Source: Populist posturing damages economy – The Zimbabwe Independent July 20, 2018
The International Monetary Fund this week released its 2018 World Economic Outlook report, which shows that recovery in Sub-Saharan Africa is projected to continue on the back of rising commodity prices — with overall economic growth expected to increase from 2,8% in 2017 to 3,4% this year.
In 2019, the region is projected to grow 3,8%, which is 0,1 percentage point higher than estimated in the previous outlook in April. But the rosy picture can be misleading. A scan of the global landscape reveals that the expansion is less even and risks to the outlook are mounting. For countries such as Zimbabwe, the IMF encourages the enhancement of resilience through an appropriate mix of fiscal, monetary, exchange rate, and prudential policies to reduce vulnerability to tightening global financial conditions, sharp currency movements, and capital flow constraints and reversals.
“To raise potential growth and enhance its inclusiveness, structural reforms remain essential to alleviate infrastructure bottlenecks, strengthen the business environment, upgrade human capital, and ensure access to opportunities for all segments of society,” the IMF says.
The failure to implement far-reaching structural reforms has been a major weakness for Zimbabwe. Policy inconsistency, economic mismanagement, high-level corruption and toxic politics are at the heart of a volatile mix which has wreaked havoc on the economy, eroding the productive capacity, throttling all the vital indicators and plunging the population into poverty and despair.
Infrastructure bottlenecks are a major challenge, with a huge proportion of the roads, railway facilities and public amenities wallowing in a state of disrepair. Factories — be they in Bulawayo’s Belmont industrial wasteland or Harare’s cobweb-ridden Workington zone — are in desperate need of not only re-tooling, but also re-configuring to reposition them for a 21st century existence.
On the corruption front, President Emmerson Mnangagwa is merely threatening to fight the scourge. The President has “named and shamed”, amid loud threats of hellfire and all sorts of severe punishment, individuals and companies he accuses of illegally externalising foreign currency — and yet we have not witnessed the successful prosecution of these so-called criminals. Instead, there are plenty of signs to suggest that systematic elite corruption has escalated, as shown by the proliferation of dodgy deals. Fiscal indiscipline poses significant risk to Zimbabwe’s desperately fragile economy. This week we have seen the broke government awarding “special allowances” to civil servants.

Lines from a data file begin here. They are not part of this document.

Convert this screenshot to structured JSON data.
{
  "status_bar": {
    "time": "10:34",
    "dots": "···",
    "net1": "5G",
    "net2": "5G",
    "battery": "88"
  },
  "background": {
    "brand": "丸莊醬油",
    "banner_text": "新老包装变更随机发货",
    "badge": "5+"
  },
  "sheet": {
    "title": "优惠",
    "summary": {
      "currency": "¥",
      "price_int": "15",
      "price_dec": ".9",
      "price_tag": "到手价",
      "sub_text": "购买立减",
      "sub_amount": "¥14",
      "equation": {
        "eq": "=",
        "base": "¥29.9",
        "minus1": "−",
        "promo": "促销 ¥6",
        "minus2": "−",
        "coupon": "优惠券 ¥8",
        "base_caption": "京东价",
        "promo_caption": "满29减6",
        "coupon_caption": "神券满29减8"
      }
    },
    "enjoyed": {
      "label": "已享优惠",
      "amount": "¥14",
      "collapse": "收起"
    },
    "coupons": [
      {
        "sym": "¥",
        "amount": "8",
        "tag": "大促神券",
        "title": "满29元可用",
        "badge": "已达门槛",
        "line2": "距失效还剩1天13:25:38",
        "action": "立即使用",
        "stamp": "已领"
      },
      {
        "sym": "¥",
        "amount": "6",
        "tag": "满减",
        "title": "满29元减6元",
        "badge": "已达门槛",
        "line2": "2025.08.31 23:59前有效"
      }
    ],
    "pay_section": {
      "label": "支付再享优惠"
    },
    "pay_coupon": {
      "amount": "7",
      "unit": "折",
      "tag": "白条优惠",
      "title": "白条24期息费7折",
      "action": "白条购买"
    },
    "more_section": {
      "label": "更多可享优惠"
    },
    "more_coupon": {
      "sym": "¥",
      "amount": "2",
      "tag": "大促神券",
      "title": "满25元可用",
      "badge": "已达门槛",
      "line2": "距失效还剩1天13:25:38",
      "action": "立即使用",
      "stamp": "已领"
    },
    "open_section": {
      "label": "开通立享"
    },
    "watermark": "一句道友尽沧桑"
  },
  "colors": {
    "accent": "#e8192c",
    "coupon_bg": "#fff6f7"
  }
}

The public service wage bill is already unsustainable. How will the government — currently mired in the dicey quicksand of fiscal deficit — fund this unbudgeted expenditure? The consequence of increasing civil service wages in an economic environment characterised by shrinking productivity can be inflationary.
The grotesque irony of the government’s reckless spending is that it comes at a time Mnangagwa is shouting from mountain tops that his government prioritises economics over politics. The reality on the ground is a stark reminder that populist posturing will plunge the country deeper into economic turmoil.